Book Image

Android Application Development with Maven

Book Image

Android Application Development with Maven

Overview of this book

Table of Contents (14 chapters)

Creation of a new project


Now, we create a new, basic project. Often, you may prefer to do this within your IDE; anyway, creating a project with Maven and its artifacts and then importing the new project into the IDE are more elegant practice: this will ensure the project matches Android standards and is not IDE-dependent. Moreover, by default, creating an Android project in an IDE and then adding Maven support to this require some tricks and hacks.

The first step needs a bit of work: determining the platform.version properties of your Android install. Go to one among the installed platforms folder. If you have downloaded only the latest SDK version, then it should be in the ANDROID_HOME/platforms/android-21 folder. Open the file source.properties. Search for Platform.Version and Pkg.Revision properties. In the following sample file, the respective values are 4.4.2 and 3:

AndroidVersion.ApiLevel=21
Layoutlib.Api=12
Layoutlib.Revision=2
Pkg.Desc=Android SDK Platform 5.0.1
Pkg.License=(…)
Pkg.LicenseRef=android-sdk-license
Pkg.Revision=2
Pkg.SourceUrl=https\://dl-ssl.google.com/android/repository/repository-10.xml
Platform.MinToolsRev=22
Platform.Version=5.0.1

This allows us to conclude that the Platform.Version value is 5.0.1_r2. This is actually the combination of the properties: Platform.Version and Pkg.Revision. Note this value well as we will need to use it in a few places.

For the following Maven commands, you are assumed to have set the ANDROID_HOME environment variable; otherwise, you will need to suffix all the commands with the property -Dandroid.sdk.path=/path/to/Android/SDK/install. Now, we need to install the android.jar file as any regular Maven artifact in our local repository:

mvn install:install-file  \
-Dfile=%ANDROID_HOME%\platforms\android-21\android.jar \
-DgroupId=com.google.android \
-DartifactId=android \
-Dversion=5.0.1_r2  \
-Dpackaging=jar \
-DgeneratePom=true

Unfortunately, you will have to perform this operation for each Android platform version your application will support. Yet, for Android artifacts prior to 4.1.1.4 (included), the corresponding archives are accessible via Maven Central Repository.

Note

In a later chapter, we will see how to automate the installation of Android artifacts in local repository.

Open a terminal, run the command as follows:

mvn archetype:generate \
  -DarchetypeArtifactId=android-quickstart \
  -DarchetypeGroupId=de.akquinet.android.archetypes \
  -DarchetypeVersion=1.1.0 \
  -DgroupId=com.packt.androidMaven \
  -DartifactId=chapter \
  -Dversion=1.0-SNAPSHOT \
  -Dplatform=21 \
  --batch-mode \
  --quiet

Then, a new folder chapter1 is created. Go to this folder. You should find the tree of a classic Android project:

├───assets
├───res
│   ├───drawable-hdpi
│   ├───drawable-mdpi
│   ├───drawable-xhdpi
│   ├───drawable-xxhdpi
│   ├───layout
│   ├───menu
│   ├───values
│   ├───values-sw600dp
│   ├───values-sw720dp-land
│   ├───values-v11
│   └───values-v14
└───src
    └───main
        └───java
            └───com
                └───packt
                    └───androidMaven

At the root of the project is the Project Object Model (POM), serialized as a pom.xml file. Beware that the pom.xml file is a representation of the actual POM, but discrepancies do exist between the actual POM and the pom.xml file.

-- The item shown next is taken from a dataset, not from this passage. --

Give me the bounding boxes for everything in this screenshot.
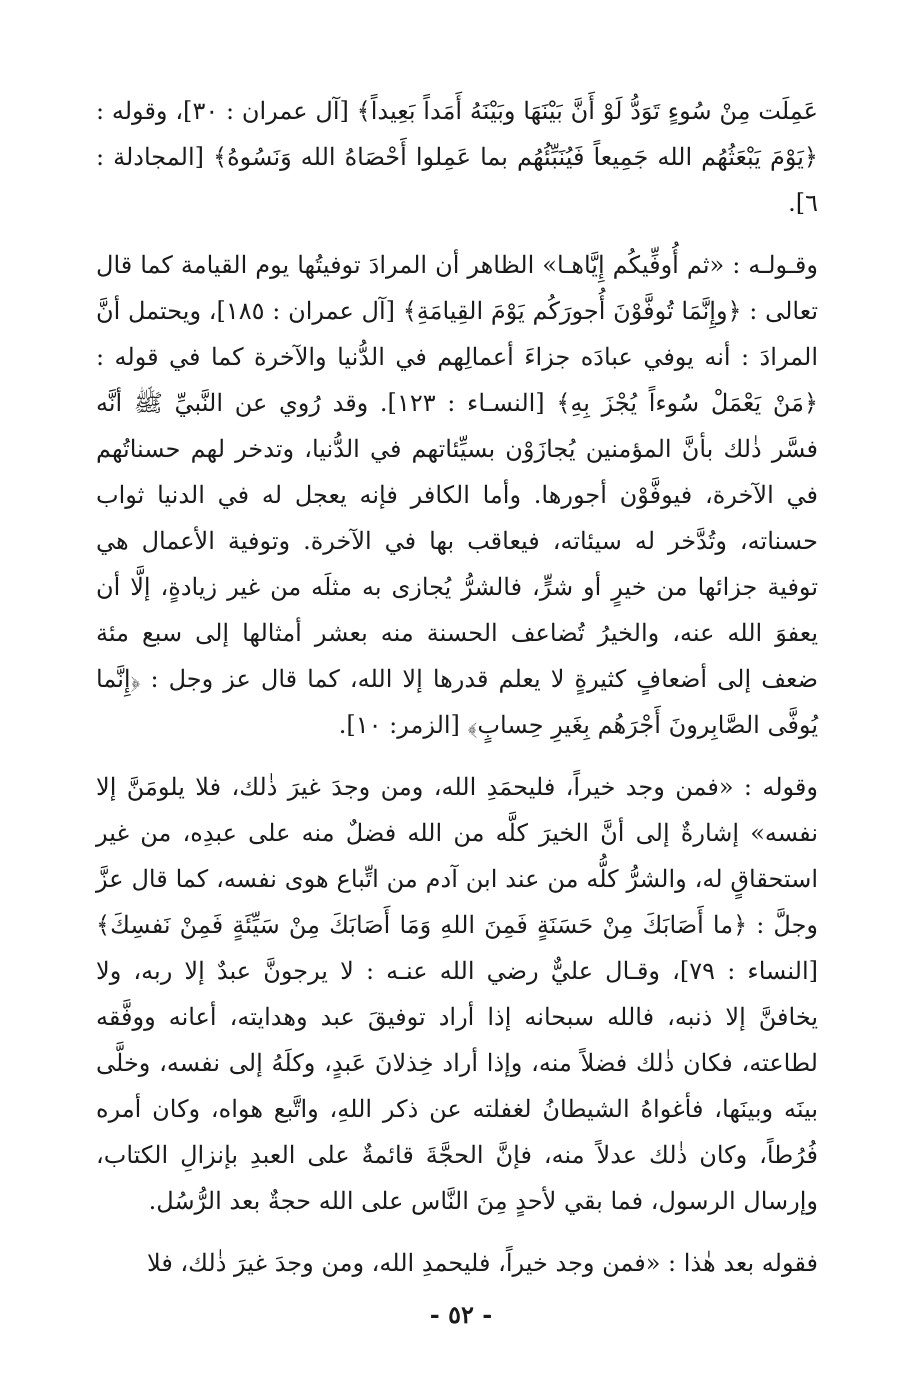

Open the POM file in write mode with any regular text editor. Check the <platform.version> tag. This contains the same value as retrieved earlier (in our case: 5.0.1_r2); if it does not, then set it.

You can run a successful mvn setup clean installation. A folder target containing a chapter1.apk archive should be created. Theoretically, this APK file (short for, Android PacKage) can run on a compatible Android device, such as a smart phone, a tablet, or even a smart watch.

Tip

Debug Certificate expired

If you get a build failure with an error similar to the following:

[ERROR] Failed to execute goal com.jayway.maven.plugins.android.generation2:android-maven-plugin:3.8.2:apk (default-apk) on project helloWorld: Debug Certificate expired on 02/02/13 00:10 -> [Help 1]

Then, do not worry. Delete the debug.keystore file that is located in ~/.android/or %USERPROFILE%\.android folder. This may fix most of the cases; if it does not, do not panic. Had your Android SDK been installed in parallel with a former version, another .\android\debug.keystore file may remain there. Delete it and relaunch the build.